Issue date: 2/26/04 Section: Editorial/Opinion
02/26/04 - To the Cigar,

Recently, the Supreme Court of the Commonwealth of Massachusetts gave the state legislature "guidance" as to what would fulfill court requirements regarding the issue of same-sex relationships: marriage and nothing less.

Last week, the mayor of San Francisco ordered his county clerk to issue marriage licenses to same-sex couples, in direct violation of California law (Proposition 22). Since that time, over 2,600 same-sex couples have married. The events of the last few weeks and months have sent numerous states scrambling to establish or shore up laws affirming marriage as comprising one man and one woman.

Why does this matter? I'd wager that few on this campus care one way or another about whether gays can marry. After all, it doesn't affect them directly, so why not live and let live? Isn't this a matter of personal freedom and equal rights?

Proponents of same-sex marriage insist their quest for marriage is the same as the fight to abolish laws prohibiting interracial marriage during the Civil Rights era. But here's where the analogy of interracial and same-sex marriage breaks down: there are no fundamental differences between black, white, Asian or Latino males.
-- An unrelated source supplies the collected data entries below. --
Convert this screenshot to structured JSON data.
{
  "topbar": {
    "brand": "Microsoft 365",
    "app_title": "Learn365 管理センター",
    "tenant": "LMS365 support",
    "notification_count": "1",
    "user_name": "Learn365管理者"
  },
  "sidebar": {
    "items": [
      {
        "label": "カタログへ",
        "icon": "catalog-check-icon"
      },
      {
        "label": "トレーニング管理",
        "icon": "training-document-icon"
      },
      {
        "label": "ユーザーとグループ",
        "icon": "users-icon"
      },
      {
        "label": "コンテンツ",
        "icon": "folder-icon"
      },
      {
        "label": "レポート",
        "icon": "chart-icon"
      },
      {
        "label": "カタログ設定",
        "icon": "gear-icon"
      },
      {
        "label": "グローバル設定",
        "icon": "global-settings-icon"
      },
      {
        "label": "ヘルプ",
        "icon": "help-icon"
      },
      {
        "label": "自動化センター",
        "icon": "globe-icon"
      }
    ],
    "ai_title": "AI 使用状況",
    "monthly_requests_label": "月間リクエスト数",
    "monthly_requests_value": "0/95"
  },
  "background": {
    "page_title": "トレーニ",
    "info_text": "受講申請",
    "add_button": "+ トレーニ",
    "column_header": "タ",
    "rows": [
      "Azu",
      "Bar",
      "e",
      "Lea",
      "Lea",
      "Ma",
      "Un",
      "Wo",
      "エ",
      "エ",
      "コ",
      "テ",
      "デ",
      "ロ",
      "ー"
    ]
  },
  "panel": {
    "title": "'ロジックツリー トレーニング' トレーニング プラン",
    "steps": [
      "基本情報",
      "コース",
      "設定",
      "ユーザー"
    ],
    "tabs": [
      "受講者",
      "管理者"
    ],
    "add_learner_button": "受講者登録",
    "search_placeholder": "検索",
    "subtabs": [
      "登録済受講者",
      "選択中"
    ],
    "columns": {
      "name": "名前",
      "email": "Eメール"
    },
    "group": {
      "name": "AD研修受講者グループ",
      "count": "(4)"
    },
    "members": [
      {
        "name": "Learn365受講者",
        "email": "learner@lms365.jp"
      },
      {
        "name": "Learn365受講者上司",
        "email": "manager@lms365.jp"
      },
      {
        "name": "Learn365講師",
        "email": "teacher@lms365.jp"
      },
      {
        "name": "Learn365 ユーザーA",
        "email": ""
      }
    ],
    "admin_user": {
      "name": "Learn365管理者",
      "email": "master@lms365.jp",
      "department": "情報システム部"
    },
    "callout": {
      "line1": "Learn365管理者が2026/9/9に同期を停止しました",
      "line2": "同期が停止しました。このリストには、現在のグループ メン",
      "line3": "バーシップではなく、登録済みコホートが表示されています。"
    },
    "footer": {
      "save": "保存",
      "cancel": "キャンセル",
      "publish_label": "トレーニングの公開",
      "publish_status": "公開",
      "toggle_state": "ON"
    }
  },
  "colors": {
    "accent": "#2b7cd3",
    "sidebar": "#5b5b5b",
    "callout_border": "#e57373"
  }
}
Skin color is superficial and (to me, anyway) irrelevant as to who someone wants to marry. But the differences between a man and a woman (irrespective of race)? Those are relevant. Males and females are certainly equal, but they clearly are not identical, nor are the types of relationships in which they engage.

This reality is crucial to our understanding of marriage and families. Most of us did not grow up in an ideal family. We wished that Dad had made it to more baseball games, that Mom could have been home to see us after school and that Mom and Dad got along better. These things didn't always happen, but then marriage is not simply an institution, it is also an ideal.

Failings in marriage represent our weaknesses. Even though no family measures up to the ideal (though some come beautifully close), it is always best that children have daily input from both genders in a stable relationship. There are aspects of being a young boy or girl that your mom or dad simply cannot understand. They never went through it. They can't relate to it. They simply cannot know because they do not have first-hand experience at being what you are. But a marriage of a man and a woman brings together two people that, combined, can relate to their children through shared experiences.